The case wound its way to the U.S. Supreme Court before being knocked down by the federal court in 1972. The case would eventually set the stage for the advent of free agency, a bargaining tool that allows professional athletes from the four major sports the option to decline a trade or sign a contract with the team of their choice.
Once the legal battle was over, Flood, who sat out the entire 1970 season, signed a contract with the Washington Senators. He appeared in only 13 games and batted .200, a far cry from the career-high .335 he hit in 1967 when he and the Cardinals beat the Boston Red Sox in the World Series.
Sales said every agent who obtains commission from the mega-deals they broker for athletes should have a photograph of Flood on their desk because he truly paved the way for today’s lucrative and liberating free agency process.
It was 1970, a few years removed from the newly-minted Civil Rights Act that granted black Americans a new sense of freedom, when Flood, a native Texan, sought out to free himself and all professional athletes from bondage.
“Essentially, athletes were modern-day slaves toiling in the field of capitalist owners,” Jon Entine, an author and professor at Miami University in Miami, Ohio, told BlackAmericaWeb.com. “Because of what Curt Flood fought for, athletes have now become participants in modern American sports.
“Curt Flood is a legal footnote in most people’s minds, if he’s there at all,” said Entine, who, as a teenager growing up in Philadelphia during that period, vividly remembers the commotion caused by Flood’s refusal to join the Phillies. “The reality is that Curt Flood should be front and center because he is a pivotal figure in how modern sports is run as a business. He is a hero because he was willing to put a lot of talent and the promising continuation of a great career on the line for principle.”

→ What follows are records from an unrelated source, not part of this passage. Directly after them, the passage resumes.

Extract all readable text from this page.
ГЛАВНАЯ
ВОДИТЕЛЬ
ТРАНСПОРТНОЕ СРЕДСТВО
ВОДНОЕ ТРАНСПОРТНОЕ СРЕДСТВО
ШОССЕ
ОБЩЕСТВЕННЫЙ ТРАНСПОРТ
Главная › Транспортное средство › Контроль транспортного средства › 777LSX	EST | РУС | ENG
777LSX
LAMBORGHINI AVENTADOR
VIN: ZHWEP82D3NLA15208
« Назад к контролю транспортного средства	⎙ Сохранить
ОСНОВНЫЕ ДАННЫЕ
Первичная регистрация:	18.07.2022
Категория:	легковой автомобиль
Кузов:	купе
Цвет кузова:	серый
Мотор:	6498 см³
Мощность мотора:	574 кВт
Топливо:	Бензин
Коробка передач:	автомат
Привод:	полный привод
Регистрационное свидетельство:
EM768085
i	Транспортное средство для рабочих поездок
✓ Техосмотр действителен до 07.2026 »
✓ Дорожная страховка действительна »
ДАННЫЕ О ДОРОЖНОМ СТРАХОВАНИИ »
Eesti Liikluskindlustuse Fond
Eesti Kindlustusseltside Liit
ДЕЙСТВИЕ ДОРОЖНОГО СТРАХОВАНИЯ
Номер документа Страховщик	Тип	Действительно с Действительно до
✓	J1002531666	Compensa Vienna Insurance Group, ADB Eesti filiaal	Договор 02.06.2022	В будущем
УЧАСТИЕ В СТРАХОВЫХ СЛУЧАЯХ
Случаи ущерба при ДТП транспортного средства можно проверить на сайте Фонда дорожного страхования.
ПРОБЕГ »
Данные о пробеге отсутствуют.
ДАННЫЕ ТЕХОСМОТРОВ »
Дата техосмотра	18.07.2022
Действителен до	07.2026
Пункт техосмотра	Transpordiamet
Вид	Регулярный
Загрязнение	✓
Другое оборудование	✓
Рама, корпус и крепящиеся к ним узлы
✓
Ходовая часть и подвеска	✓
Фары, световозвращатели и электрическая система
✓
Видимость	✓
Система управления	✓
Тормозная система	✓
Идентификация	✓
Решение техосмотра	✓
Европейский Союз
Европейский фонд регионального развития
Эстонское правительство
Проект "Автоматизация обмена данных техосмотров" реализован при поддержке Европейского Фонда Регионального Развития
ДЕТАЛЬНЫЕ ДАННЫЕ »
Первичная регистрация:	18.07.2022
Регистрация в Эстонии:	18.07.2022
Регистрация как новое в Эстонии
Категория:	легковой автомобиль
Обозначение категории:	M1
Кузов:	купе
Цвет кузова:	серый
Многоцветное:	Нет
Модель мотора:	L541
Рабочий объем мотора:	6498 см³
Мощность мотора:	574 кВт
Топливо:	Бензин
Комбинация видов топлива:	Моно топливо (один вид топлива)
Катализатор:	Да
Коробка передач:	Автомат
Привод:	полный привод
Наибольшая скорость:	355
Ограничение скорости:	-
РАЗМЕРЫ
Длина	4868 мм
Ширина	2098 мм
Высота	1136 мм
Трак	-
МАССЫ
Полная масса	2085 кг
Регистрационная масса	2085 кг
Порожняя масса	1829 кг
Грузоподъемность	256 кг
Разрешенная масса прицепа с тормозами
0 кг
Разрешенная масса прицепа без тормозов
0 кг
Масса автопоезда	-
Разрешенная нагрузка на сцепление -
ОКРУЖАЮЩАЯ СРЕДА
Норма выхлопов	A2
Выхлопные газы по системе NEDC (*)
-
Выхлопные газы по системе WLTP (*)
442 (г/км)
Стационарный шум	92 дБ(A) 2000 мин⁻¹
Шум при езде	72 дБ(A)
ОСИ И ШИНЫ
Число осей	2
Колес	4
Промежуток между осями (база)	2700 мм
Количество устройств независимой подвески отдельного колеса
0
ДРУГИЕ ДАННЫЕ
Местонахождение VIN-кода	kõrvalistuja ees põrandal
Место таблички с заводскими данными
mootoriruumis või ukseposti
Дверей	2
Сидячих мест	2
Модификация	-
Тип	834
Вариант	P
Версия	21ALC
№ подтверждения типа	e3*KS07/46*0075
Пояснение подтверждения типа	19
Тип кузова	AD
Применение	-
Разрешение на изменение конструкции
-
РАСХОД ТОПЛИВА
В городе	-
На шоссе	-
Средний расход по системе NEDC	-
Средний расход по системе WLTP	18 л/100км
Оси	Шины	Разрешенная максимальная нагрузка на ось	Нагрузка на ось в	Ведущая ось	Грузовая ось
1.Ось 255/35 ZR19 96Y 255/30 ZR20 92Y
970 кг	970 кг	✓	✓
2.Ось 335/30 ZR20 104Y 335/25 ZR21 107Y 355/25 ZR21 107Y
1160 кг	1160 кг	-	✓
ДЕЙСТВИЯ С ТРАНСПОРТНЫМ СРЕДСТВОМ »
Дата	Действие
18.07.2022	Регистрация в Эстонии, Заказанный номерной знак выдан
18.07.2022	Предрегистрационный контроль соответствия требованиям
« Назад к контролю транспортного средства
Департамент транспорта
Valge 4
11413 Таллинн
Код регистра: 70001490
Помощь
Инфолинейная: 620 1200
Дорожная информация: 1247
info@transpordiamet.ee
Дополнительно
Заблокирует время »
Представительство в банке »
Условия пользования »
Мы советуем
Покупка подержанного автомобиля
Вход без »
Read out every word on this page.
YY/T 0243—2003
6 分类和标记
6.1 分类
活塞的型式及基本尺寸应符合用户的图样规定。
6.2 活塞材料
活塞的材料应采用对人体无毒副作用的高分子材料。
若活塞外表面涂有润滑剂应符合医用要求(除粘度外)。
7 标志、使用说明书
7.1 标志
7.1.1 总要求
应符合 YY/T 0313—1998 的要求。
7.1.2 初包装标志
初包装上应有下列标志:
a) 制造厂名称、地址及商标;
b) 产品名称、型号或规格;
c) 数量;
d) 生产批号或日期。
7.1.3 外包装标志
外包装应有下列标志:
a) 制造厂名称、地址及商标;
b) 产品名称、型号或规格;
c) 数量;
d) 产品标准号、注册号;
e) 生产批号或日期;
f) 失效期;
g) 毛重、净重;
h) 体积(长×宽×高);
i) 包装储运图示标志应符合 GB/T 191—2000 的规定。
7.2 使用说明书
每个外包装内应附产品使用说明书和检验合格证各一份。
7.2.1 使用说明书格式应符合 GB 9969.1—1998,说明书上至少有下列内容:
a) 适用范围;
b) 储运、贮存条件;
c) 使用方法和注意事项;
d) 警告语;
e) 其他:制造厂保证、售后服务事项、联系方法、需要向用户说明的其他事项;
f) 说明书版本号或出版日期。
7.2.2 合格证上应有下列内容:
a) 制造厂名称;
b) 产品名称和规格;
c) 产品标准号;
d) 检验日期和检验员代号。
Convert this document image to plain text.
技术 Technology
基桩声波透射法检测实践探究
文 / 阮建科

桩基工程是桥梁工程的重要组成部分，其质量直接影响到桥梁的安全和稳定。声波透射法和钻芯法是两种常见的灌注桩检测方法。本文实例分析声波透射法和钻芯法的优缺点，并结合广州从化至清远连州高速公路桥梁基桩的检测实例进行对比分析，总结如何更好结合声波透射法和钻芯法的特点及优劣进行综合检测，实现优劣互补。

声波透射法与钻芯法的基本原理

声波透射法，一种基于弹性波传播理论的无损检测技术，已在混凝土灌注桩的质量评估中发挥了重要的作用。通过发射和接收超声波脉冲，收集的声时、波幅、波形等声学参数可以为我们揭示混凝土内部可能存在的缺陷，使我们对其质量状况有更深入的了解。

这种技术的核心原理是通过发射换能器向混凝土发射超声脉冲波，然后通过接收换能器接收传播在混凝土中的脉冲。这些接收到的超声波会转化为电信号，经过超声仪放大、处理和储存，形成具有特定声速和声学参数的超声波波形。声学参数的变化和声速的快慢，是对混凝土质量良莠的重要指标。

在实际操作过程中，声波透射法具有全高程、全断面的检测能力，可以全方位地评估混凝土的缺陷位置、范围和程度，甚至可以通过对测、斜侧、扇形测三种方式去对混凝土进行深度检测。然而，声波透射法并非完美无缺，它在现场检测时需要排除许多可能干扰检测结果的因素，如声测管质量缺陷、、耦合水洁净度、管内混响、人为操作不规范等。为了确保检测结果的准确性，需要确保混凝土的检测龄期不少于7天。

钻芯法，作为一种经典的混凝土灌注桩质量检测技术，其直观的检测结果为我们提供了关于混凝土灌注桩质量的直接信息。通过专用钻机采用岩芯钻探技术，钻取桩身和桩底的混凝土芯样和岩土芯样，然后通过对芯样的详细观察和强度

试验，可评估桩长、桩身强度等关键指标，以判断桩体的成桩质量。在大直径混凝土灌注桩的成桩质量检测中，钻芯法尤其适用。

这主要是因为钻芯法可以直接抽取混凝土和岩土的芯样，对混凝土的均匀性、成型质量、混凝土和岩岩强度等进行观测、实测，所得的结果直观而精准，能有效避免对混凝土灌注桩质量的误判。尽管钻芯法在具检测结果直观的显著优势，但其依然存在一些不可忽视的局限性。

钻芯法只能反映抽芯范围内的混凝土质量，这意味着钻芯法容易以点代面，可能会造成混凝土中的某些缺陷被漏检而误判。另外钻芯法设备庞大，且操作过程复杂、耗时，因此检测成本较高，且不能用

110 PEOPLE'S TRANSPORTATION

Principle was the last thing many were thinking when Flood came to mind, Sales said, adding that if a white player had been the squeaky wheel, things might have been a bit different.
“Many people were saying, ‘This n**** did not know his place,’” said Sales, pointing to the racial polarization of the times, as well as the racial polarization often found on professional sports teams. “But 'his place' was where he determined that the reserve clause was just modern-day slavery.
“This went far beyond litigation and baseball,” Sales added. “Curt Flood was one of the first athletes to politicize sports.”
Flood was diagnosed with throat cancer in 1996 and died one year later at the age of 59. Numerous former players paid their respects at Los Angeles’ First African Methodist Episcopal Church. During the funeral service, one mourner compared Flood’s social legacy to that of Rosa Parks, whose fearless determination helped set off the Montgomery bus boycott in 1955.
Entine agreed.
“He went further than any other athlete in giving players a say in their future,” Entine said. “Not only did Curt Flood give a greater voice to players for their own careers, but they now have a say in how the game itself is overseen and financed.”